A pandemia não deu só um empurrão ao desenvolvimento da transformação digital nas empresas, na Administração Pública foi também transformadora, como defenderam os intervenientes da sessão de Industries Going Digital – Government and Public Services, no Portugal Digital Summit. A conferência da ACEPI decorre entre 19 e 23 de outubro, abrangendo vários temas ligados à Economia Digital, este ano num formato inovador, com transmissão online numa parceria com o SAPO.

Veja a transmissão em direto do Portugal Digital Summit com o SAPO

A AMA, Administração Tributária, Instituto da Segurança Social e INA estiveram representados no painel onde se falou de transformação digital na Administração Pública e na forma como esta se relaciona com o cidadão no seu dia-a-dia, concordando na ideia de que a resposta dos serviços foi rápida e eficaz perante a pandemia da COVID-19.

“Num curto espaço de tempo não só se desenvolveram novos serviços digitais de apoio e reconhecimento, como é caso do selo Clean & Safe, como também houve capacidade para desenvolver e promover serviços digitais que eram prestados nos canais presenciais, e aqui a implementação de serviços mais ágeis também ajudou nesse sentido”, referiu Sara Carrasqueiro, membro do Conselho Diretivo da Agência para a Modernização Administrativa (AMA).

A mesma opinião foi partilhada por Sofia Carvalho, Vogal no Instituto da Segurança Social, que lembrou que Portugal está muito bem posicionado naquilo que são os seus congéneres europeus em termos do índice anual de economia digital”. Mesmo assim admite que é preciso aumentar a literacia digital, aumentar os incentivos à utilização de mecanismos autenticação forte e explicar por que é que a autenticação via cartão do cidadão ou chave móvel digital é útil.

Inovar e apostar no design dos serviços

A qualificação dos trabalhadores da função pública não é um entrave para Elisabete Carvalho, diretora-geral do INA, que tem na sua tutela esta área. “Somos 705 mil pessoas e nem todas têm competências na área do digital, sobretudo com especialização em temas como a Inteligência Artificial". Por isso mesmo defende que é preciso ir buscar conhecimento onde ele existe, mas também de trabalhar para desenvolver o know-how interno, para transformar a Administração Pública, permitindo chegar com "os serviços aos cidadãos e às empresas, mas também para sermos motor transformador para a economia e da sociedade em geral”.

No caso da Autoridade Tributária a aposta no pensamento digital é visto como uma alavanca para maior agilidade e melhoria no acesso aos serviços. “Promover a simplificação é um objetivo estratégico na AT e temos aqui percorrido um ciclo virtuoso de devolver em serviço aos contribuintes e operadores económicos o valor da informação que acaba por tratar”, Mário Martins Campos, Subdiretor-Geral da Área dos Sistemas de Informação da Autoridade Tributária e Aduaneira.

Para além dos serviços que têm de funcionar bem, é importante que o design seja apelativo. "É importante recorrer a profissionais de serviços de design, até porque o estado vai sendo mais bonito e isso facilita a adesão e utilização”, explicou Sofia Carvalho.
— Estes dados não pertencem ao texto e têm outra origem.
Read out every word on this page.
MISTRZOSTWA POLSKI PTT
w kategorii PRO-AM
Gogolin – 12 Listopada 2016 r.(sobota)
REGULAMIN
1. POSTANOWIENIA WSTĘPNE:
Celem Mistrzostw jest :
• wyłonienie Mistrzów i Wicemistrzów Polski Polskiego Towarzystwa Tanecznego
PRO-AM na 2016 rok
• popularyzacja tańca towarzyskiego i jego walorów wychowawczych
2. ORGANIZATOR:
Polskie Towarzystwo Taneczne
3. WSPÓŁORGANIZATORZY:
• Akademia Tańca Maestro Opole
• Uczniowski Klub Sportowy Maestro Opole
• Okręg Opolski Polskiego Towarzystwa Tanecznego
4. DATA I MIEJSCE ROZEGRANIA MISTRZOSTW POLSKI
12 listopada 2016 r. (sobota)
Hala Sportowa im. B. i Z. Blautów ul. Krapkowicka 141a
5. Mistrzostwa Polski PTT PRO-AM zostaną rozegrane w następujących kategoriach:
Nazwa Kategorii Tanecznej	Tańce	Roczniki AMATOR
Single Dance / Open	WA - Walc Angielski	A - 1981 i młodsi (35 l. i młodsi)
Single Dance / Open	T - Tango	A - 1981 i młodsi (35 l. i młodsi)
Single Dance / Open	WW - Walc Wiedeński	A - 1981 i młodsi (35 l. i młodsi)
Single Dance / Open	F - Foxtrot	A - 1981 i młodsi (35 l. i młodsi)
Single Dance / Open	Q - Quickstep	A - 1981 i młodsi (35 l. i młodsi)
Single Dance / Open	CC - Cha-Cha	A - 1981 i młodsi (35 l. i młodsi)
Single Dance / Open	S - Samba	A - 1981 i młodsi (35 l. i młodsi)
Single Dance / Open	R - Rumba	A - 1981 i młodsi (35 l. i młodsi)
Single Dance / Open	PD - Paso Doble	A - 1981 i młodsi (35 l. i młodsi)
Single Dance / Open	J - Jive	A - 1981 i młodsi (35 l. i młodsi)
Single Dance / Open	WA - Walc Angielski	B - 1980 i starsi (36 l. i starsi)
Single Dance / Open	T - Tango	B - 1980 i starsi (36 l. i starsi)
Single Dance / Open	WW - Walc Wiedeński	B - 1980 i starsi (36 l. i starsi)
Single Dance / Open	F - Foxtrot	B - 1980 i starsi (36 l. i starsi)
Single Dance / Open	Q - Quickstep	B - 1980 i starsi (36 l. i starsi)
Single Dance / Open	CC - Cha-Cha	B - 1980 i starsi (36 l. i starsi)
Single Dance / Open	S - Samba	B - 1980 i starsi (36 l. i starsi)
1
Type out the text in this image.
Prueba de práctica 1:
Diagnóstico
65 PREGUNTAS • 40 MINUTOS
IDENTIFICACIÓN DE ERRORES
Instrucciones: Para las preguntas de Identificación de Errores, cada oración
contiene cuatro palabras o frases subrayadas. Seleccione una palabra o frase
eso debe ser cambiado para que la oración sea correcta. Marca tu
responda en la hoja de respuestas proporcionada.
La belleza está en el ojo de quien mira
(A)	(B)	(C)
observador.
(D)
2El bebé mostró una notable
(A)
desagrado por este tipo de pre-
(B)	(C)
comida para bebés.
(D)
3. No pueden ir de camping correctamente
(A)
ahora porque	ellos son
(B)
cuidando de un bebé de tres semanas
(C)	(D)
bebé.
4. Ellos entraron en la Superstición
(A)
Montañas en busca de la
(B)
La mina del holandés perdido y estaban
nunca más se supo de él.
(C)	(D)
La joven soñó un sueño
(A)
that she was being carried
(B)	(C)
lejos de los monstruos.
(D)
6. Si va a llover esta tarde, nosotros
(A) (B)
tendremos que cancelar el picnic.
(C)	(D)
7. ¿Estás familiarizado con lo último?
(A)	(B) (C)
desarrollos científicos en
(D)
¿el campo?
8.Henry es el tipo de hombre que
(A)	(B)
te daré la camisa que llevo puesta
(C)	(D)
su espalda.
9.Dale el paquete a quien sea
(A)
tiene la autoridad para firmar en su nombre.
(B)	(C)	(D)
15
A ideia é pensar o desenho dos serviços desde a sua conceção, estudando a usabilidade e usando linguagem clara.

O serviço Portugal Digital, que está em processo de definição, prevê  um conjunto de metodologias transversais para a entrega dos 25 serviços. “Estamos a definir as reais necessidades e agregar os serviços numa ótica de utilização, a forma como se configuram e apresentam à sociedade”, sendo que “participação, integração, confiança, usabilidade e inteligência são as cinco características essências para o desenvolvimento de serviços públicos digitais”, defendeu Sara Carrasqueiro.